Cheap mobo that doesn't cause issues with Ubuntu.

Liam Proven lproven at gmail.com
Wed Feb 15 16:53:41 UTC 2017


On 15 February 2017 at 09:06, Ralf Mardorf <silver.bullet at zoho.com> wrote:
> At least one PCIe slot, one PCI slot and one USB port must have an IRQ
> that isn't shared with anything else.


PCI should not be that hard to find. PCI-e is normal.

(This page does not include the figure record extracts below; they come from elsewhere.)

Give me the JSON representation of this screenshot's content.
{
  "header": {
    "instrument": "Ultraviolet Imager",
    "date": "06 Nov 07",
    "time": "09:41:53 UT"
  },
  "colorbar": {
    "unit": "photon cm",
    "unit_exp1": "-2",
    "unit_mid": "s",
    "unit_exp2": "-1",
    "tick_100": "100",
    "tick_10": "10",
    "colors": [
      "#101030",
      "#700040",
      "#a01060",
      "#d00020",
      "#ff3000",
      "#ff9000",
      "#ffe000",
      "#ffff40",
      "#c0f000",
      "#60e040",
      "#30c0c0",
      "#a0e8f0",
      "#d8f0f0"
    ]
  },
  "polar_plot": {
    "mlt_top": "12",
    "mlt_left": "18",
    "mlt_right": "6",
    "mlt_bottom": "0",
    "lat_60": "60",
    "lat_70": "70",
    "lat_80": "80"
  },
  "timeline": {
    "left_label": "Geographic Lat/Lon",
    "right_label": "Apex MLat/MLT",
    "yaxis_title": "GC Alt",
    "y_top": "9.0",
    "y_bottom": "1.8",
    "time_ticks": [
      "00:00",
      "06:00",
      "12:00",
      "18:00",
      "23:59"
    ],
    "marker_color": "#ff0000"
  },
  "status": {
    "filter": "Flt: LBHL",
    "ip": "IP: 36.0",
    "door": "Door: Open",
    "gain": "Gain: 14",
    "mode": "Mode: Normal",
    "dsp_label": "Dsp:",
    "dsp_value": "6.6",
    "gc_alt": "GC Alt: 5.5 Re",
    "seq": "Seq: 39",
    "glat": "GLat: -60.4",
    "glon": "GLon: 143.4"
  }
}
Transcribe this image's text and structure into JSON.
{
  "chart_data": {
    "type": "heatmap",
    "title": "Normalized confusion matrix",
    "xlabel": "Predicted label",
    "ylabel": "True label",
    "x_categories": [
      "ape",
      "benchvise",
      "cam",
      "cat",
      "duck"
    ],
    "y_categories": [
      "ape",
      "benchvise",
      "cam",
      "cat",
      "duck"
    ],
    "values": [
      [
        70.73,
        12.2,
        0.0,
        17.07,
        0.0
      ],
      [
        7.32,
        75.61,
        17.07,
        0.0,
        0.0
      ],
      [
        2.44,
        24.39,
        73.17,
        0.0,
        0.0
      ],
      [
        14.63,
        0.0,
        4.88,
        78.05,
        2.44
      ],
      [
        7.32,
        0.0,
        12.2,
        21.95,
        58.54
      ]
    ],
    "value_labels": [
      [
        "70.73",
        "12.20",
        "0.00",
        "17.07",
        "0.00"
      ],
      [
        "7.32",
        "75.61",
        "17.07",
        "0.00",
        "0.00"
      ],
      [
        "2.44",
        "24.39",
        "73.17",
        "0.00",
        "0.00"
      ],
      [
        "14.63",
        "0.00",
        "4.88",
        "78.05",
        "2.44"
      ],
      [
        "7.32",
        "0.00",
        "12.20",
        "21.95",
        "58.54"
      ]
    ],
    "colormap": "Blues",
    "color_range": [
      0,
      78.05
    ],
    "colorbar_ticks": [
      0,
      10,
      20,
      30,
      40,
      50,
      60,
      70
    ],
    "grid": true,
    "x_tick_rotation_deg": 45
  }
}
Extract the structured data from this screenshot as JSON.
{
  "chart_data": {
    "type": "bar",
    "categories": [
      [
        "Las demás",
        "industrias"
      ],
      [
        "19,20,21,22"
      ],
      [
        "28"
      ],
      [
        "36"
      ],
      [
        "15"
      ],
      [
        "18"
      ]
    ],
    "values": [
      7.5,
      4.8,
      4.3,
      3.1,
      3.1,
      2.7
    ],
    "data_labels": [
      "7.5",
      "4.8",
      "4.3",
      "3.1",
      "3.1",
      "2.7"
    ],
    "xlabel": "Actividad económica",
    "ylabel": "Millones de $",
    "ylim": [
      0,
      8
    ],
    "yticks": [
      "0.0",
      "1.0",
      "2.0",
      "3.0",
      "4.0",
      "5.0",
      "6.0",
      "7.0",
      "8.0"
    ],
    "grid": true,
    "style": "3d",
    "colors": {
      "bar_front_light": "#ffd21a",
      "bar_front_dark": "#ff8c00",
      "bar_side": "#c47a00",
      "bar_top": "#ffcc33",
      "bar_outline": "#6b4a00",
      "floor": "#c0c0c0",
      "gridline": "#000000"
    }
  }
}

A PS/2 port is most often found on gamers' motherboards today. Some
extreme gamers feel that USB mice suffer from latency or jitter and
prefer PS/2 mice. I think this is as completely untrue as homeopathy,
but hey, their choice.

(I suppose I should not criticise too much myself here, as I am typing
on an IBM Model M keyboard that was made on 1993-01-25. At least one
of my colleagues on my current contract is younger. It is attached to
a Thinkpad X220 that I just bought last month but which is itself 3-4
years old.)

You cannot get the IRQ line specified, though, I think. On
plug-and-play systems -- anything with ACPI-capable firmware -- this
is specified dynamically at boot time. On PCI systems, IRQ sharing is
normal, as IRQs are level-triggered not edge-triggered as they were on
ISA computers.

So many things might share the IRQ of any given device, and that IRQ
could vary from one boot up to the next.

Windows offers ways to reserve such resources but I don't think Windows does.